What I initially wrote was:
static auto keywords = new Set!Token(IF, ELSE, ...);
But that won't work because static initializers can only be simple literals. However, you can write:
static Set!Token keywords;
static this() { keywords = new Set!Token(IF, ELSE, ...); }
I'm not sure why the compiler can't do this same translation as simple syntactic sugar. It's extra annoying because you can't use the "auto" type inference.

You could do it with a mixin like:
mixin(stat("keywords", "new Set!Token(...);");
but that's not exactly pretty.

Another minor annoyance was the lack of an equivalent to Java's static import. If I want to refer to the tokens as just IF or ELSE I could make them "anonymous". But then they don't have a specific type. Or I can give the enum a named type, but then I have to always reference them with Token.IF . In Java I could say import static Token.* and then just use the bare names.

I ended up going back to a mixin approach with each Token a static class. I used a class rather than a struct because I wanted to pass tokens around by reference, not by value. See token.d

I also ended up writing multiple versions of the lexer. As with most rewrites, I found a number of improvements I could make. Most of them aren't specific to D, I could apply them to the other versions as well.

After getting it working, I decided to go back and write it in a functional (rather than object oriented style). In this version the lexer is a function that takes a string and returns a struct with the token, its string value, and the remainder of the source string. This version should work with Unicode UTF8 strings, not just ASCII, because I only access the source string with front and popFront.

Along the way I also started a simple version of Hamcrest style asserts. I almost expected something like this to be available, but I couldn't find anything.

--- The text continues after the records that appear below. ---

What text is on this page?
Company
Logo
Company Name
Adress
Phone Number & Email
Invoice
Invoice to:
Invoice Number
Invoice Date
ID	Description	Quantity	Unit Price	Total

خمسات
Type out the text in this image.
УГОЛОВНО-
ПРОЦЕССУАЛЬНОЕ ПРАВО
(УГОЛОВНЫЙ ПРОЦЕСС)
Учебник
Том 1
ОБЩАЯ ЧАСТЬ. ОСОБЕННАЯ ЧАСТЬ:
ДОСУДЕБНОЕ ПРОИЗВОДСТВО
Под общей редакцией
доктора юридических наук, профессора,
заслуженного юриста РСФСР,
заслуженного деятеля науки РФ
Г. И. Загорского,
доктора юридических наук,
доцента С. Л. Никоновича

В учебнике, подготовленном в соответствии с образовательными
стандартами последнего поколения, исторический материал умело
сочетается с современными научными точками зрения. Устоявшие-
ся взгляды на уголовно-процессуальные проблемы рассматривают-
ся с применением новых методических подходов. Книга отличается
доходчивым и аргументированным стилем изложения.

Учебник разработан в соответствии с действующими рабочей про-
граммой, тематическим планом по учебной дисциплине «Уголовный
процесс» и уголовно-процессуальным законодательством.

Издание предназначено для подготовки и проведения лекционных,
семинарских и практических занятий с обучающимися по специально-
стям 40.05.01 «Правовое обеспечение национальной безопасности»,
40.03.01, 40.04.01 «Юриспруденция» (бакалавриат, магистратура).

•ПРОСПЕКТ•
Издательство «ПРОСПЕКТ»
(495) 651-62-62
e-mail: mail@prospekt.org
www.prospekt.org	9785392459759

One of the features I was excited about with D was immutability. But when I tried to make Token immutable, I ran into all kinds of problems (as others have also). One of them being that you can't store immutable objects in a map! Hopefully this is something they'll figure out. I eventually gave up on immutable and managed to get const to work, although even that was a struggle.

I set up a dsuneido GitHub repository for my experimenting. I haven't used GitHub before, but I keep hearing how great it is so I thought I better give it a try. I used their Mac GUI app, which made it quite painless. However, I'm not sure it's the smartest idea to be using three different version control systems - Subversion for cSuneido, Mercurial for jSuneido, and Git for dSuneido. I chose Mercurial for jSuneido because they had better Windows support than Git at that time, but now that Eclipse comes with built-in Git support, I wonder if I made the right choice.

I'm not sure where I'm going with this, so far I'm just playing and learning D. So far, I like it, but it certainly has some rough edges.